Check out wrestlejitsu’s most recent breakdown which systematically examines the masters of the double leg (some of the footage is a bit dated but double leg specialists are rare):
Optimal double leg setups open up both of your opponent’s legs. It all goes back to the “equal and opposite reaction” rule. If you can cause your opponent to react enough to reveal an opening for your next move, coupling your move with their reaction enhances the probability of finishing that move. In wrestling where stances are low it can be hard to get under them. Faking a shot by changing levels can open up enough space to take the shot. Beware however, as faking a movement more than once is usually futile since your opponent quickly becomes privy to your intentions, or most of the time in individuals who continuously fake shots, the lack thereof. In other words, when your competing against someone who keeps faking a takedown, you know they’re probably afraid to shoot. That can be a great feeling if you’re a few matches into a tournament, extremely fatigued, and buying time is part of your strategy.
The snap down is also another great set up. After locking up, snapping your opponents head down and then going for the double leg can and often does open up the shot. In addition, an often ignored strategy is the ability to shoot after your opponent snaps your head down. Jordan Burroughs, one of the best American double leggers, often does this.
BJJ players often avoid the tie-up specifically, especially at the more advanced levels. Other setups for the double leg that avoid the tie-up include posting on the head and then shooting as well as using a Russian Tie/2 on 1. When your opponent attempts to free their arm from the 2 on 1 the shot often opens up. In MMA, optimizing your double leg can be accomplished by shooting after a punch is thrown. You’ll also notice that like Judo, in MMA stances are high enough to negate the need for a wrestling dropstep and the legs can simply be wrapped up without changing levels.
Follow through is the most important aspect of a good double leg. Confidence is key to good follow through. Grabbing the legs and running like hell forward while elevating towards the side you’re attempting to collapse exemplifies good follow through.

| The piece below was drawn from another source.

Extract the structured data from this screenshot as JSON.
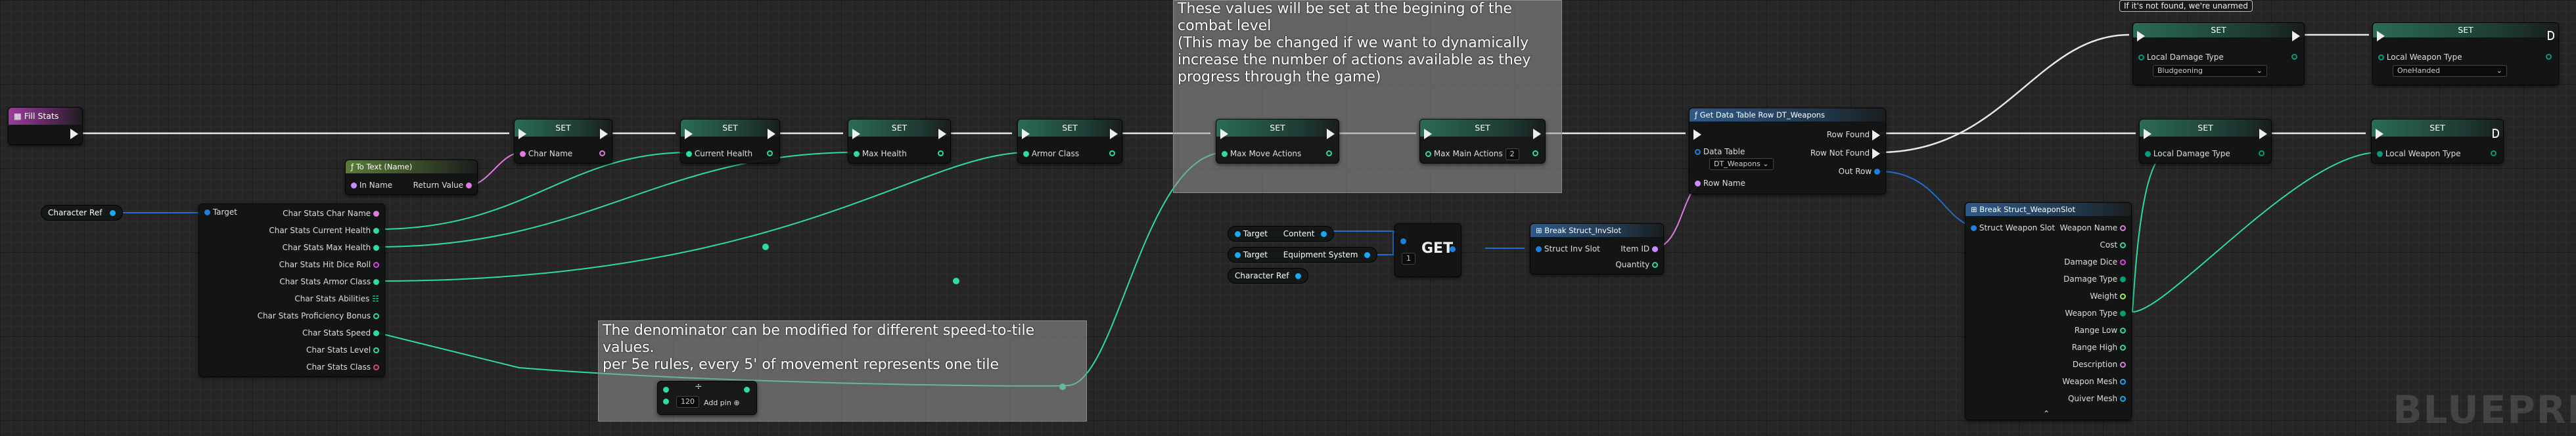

Having confidence also means having a good back up plan. If you know how to handle not finishing the double leg you’ll be much more confident in your shot. Some of the best specialists do a number of things to achieve this. Some Olympic wrestlers shoot with their head in their opponent’s center mass to focus their pressure. This is great for BJJ as it avoids guillotines, or as Marcelo Garcia would say “guillochines”. Being prepared for the sprawl also helps with confidence in your double leg. If your opponent manages to sprawl there are a number of options. You can try to do what’s called “coming out the back” which involves peaking your head out. This can be done standing or on the knees. Another great option to sprawling is the sit-out. Sit-outs work marvelously well in BJJ tournaments since Jiu Jitu players are often unfamiliar with this movement. For a video of how to sit out when your opponent sprawls click here. The last bail out works well against opponents who pressure in with their knees and afford you space under their base. You can still wrap up the double and fall back. You can get the idea from this video.
A number of problems can arise besides sprawling if the double leg is not done correctly. For example, keeping the head as tight as possible and forcefully dumping your opponent is necessary to avoid guillotines. Another issue arises if and when you lose one of the legs and your head remains on the outside. If you don’t switch to an inside single in time your opponent can spin to your back.
With a good setup, a confident shot, upright posture, powerful forward movement, and a handful of emergency responses, you too can have The Perfect Double Leg. Oh, and practice. Practice is important.